Riot police were required to break up trouble as rival fans clashed in the stands and gangways, with the stunned inhabitants of nearby residential flats describing the scene outside the ground as a ‘bomb site’.
The game, which was expected to provide the first significant test of the policing and stewarding procedures employed at West Ham’s new home, largely passed off without incident until the closing stages when opposing fans hurled coins, which according to one report struck a young child, and plastic seats at one another.
Security had been boosted for a London derby which has a history of violence and hooliganism, but even a recently imposed alcohol ban failed to prevent the outbreak of ugly scenes which left several fans nursing cuts, while one young Chelsea fan was pictured holding a coin which had been hurled from the West Ham end.
Both clubs were quick to condemn the shameful scenes, while the Football Association are certain to launch their own independent investigation.
‘West Ham United and London Stadium partners unreservedly condemn the behaviour of individuals involved in incidents during this evening’s fixture with Chelsea,’ a West Ham statement read.
‘Once identified, those found to have acted improperly will be banned from attending any West Ham United fixtures for life and we will request the courts serve banning orders to prevent these individuals attending any other football.’
One West Ham fan was pictured nursing a cut head caused by projectile thrown from rival fans
As well as seven arrests, police confirmed around 30 people were issued with directions under antisocial behaviour laws.
Rebecca Pate, 32, a trade support manager from Stratford, was returning from the gym when she was caught up in crowds of fans streaming out of the stadium.
She told the Evening Standard: ‘There was chanting and hollering. Trying to manoeuvre through the crowds was horrible. There was a lot of police, sirens and helicopters.
‘There are a lot of flats around here it’s a residential area. People were streaming down the road with alcohol on them – big groups of lads making a racket. They were chanting and screaming. It’s unnerving walking home feeling like you’re walking through a bomb site.’

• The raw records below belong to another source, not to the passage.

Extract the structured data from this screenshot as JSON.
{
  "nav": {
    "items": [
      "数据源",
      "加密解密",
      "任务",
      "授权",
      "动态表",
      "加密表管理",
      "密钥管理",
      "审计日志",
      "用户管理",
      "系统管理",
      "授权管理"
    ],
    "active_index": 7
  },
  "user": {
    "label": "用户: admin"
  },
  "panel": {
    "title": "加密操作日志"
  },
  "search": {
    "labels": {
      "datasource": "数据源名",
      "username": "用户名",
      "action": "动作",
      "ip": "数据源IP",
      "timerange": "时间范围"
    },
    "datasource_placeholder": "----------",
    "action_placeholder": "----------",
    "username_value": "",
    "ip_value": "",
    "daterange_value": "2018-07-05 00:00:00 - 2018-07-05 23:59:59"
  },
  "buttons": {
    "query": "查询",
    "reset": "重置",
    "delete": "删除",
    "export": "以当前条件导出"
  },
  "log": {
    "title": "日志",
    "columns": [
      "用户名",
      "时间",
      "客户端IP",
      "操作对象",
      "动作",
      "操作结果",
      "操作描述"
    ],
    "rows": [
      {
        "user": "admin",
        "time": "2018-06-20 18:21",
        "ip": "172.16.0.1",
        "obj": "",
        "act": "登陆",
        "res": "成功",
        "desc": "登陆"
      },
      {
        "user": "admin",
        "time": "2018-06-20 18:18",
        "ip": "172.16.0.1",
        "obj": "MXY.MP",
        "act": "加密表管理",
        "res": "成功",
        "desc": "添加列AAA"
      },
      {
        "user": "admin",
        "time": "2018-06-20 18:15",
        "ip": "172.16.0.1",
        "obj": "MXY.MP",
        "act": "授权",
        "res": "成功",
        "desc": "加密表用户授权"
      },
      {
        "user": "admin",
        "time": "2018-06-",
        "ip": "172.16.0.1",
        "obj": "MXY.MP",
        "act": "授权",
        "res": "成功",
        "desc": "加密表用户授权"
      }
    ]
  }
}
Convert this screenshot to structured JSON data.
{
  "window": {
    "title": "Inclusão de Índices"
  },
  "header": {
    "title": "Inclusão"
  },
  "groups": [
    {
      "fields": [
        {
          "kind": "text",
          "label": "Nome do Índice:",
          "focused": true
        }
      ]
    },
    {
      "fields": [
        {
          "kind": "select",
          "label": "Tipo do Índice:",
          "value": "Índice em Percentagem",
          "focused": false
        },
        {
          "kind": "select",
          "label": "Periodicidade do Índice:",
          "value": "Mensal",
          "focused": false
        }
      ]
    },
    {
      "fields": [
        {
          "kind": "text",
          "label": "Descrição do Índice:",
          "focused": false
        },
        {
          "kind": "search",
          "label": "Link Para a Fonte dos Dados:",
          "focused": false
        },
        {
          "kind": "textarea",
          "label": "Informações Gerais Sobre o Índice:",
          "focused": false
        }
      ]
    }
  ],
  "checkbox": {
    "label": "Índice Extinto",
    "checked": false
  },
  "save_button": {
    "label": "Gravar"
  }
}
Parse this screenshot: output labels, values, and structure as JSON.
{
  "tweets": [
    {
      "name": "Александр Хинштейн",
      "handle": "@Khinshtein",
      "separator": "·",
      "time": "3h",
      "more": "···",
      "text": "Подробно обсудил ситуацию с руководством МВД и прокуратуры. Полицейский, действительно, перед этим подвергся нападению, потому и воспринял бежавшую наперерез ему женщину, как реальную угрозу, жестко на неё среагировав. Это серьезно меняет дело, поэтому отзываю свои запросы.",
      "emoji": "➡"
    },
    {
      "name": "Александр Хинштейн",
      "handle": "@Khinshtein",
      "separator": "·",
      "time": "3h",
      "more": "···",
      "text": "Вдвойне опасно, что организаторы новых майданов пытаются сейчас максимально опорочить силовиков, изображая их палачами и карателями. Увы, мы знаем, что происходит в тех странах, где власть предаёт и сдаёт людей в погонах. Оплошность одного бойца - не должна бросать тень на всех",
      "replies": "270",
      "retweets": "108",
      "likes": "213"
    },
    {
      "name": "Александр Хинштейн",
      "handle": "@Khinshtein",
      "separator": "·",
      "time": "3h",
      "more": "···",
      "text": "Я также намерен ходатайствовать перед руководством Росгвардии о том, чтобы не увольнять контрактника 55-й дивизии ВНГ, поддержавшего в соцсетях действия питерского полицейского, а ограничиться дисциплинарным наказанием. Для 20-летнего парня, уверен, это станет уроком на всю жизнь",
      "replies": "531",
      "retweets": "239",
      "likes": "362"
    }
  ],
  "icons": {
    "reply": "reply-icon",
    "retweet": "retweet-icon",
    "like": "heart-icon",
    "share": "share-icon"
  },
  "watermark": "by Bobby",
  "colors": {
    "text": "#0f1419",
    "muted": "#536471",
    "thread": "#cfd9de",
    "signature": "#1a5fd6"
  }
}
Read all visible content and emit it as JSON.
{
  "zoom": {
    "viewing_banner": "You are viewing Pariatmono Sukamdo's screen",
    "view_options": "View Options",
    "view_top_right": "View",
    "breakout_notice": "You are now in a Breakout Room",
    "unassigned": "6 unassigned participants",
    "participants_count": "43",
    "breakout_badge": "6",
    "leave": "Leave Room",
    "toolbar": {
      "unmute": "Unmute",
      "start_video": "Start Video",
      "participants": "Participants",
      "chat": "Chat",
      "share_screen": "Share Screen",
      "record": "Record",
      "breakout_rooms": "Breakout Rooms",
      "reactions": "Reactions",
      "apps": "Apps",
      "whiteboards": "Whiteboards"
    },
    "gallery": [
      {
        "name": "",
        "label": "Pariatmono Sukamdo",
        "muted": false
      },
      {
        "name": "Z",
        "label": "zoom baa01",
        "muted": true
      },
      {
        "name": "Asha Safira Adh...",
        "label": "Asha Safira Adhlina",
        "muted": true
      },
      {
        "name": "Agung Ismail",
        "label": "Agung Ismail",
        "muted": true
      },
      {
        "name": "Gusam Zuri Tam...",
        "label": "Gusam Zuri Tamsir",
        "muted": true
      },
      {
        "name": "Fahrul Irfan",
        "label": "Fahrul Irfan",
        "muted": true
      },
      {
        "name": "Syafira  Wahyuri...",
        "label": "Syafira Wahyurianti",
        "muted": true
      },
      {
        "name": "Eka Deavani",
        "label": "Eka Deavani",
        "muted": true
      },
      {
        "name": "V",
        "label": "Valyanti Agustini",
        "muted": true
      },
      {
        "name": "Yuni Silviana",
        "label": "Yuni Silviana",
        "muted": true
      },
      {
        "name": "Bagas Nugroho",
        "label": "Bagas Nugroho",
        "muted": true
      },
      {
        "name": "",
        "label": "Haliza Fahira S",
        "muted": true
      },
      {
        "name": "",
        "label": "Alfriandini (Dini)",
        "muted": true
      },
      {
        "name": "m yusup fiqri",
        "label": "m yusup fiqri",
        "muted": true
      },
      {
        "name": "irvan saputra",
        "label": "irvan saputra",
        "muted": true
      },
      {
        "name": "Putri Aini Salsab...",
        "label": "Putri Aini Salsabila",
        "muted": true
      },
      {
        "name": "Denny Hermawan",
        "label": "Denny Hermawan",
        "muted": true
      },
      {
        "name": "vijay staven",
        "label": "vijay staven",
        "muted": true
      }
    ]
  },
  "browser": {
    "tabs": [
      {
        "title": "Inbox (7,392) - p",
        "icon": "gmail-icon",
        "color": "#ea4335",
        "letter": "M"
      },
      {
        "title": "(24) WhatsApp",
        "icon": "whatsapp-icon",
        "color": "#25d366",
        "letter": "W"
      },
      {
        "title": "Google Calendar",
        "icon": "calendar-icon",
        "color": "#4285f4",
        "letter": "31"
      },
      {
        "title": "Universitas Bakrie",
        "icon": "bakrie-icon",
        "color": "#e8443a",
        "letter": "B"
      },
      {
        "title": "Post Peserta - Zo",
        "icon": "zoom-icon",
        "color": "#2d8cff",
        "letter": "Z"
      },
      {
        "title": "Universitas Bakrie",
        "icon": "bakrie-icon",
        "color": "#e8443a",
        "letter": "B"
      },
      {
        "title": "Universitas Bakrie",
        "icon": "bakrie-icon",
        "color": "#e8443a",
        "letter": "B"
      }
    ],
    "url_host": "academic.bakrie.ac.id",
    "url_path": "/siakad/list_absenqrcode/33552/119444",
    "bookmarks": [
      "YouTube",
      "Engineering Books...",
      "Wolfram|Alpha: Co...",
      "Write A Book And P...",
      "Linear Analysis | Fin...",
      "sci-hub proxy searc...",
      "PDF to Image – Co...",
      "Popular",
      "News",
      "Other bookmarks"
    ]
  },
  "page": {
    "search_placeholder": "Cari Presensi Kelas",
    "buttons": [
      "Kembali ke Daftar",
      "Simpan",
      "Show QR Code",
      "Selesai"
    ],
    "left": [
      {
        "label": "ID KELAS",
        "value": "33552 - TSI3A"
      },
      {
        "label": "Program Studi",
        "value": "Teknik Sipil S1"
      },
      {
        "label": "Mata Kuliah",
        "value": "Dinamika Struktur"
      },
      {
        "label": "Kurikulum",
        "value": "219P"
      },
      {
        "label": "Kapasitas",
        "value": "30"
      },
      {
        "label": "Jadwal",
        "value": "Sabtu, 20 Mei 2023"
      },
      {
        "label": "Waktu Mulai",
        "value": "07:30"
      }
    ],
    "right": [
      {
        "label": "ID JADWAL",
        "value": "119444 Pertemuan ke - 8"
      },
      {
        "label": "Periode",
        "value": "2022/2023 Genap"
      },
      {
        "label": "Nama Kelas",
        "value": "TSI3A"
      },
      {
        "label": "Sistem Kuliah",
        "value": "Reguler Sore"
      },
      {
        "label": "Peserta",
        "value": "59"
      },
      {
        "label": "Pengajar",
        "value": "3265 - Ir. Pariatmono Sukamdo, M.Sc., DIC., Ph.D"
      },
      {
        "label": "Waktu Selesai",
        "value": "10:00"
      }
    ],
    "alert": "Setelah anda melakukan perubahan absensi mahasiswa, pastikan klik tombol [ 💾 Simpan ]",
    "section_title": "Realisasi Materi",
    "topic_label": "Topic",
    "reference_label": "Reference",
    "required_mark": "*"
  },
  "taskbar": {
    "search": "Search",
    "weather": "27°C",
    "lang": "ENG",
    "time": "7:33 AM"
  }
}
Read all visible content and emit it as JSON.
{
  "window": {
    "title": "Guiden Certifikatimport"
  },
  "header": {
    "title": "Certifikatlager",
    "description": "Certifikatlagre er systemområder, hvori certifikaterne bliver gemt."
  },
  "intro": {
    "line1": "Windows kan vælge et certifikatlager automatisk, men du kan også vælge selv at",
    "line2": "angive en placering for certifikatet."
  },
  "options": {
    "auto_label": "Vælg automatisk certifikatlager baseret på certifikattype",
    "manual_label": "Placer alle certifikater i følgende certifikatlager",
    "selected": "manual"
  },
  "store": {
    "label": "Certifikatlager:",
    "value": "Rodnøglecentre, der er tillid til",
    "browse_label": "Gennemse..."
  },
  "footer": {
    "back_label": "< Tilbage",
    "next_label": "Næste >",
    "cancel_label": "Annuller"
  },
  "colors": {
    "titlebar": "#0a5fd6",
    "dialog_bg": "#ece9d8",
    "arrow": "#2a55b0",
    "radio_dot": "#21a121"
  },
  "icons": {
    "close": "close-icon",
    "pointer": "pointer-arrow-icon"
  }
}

Metropolitan Police Commander BJ Harrington, who was leading the police operation at the game, added: ‘Although the vast majority of people left the stadium peacefully and were well behaved, there were a minority of people who attended the match that were clearly intent on being involved in confrontation and violence.
‘Despite extensive work with both clubs and the London Stadium partners as well as a large and robust policing operation, there were unacceptable incidents inside and outside the stadium, before, during and after the game.’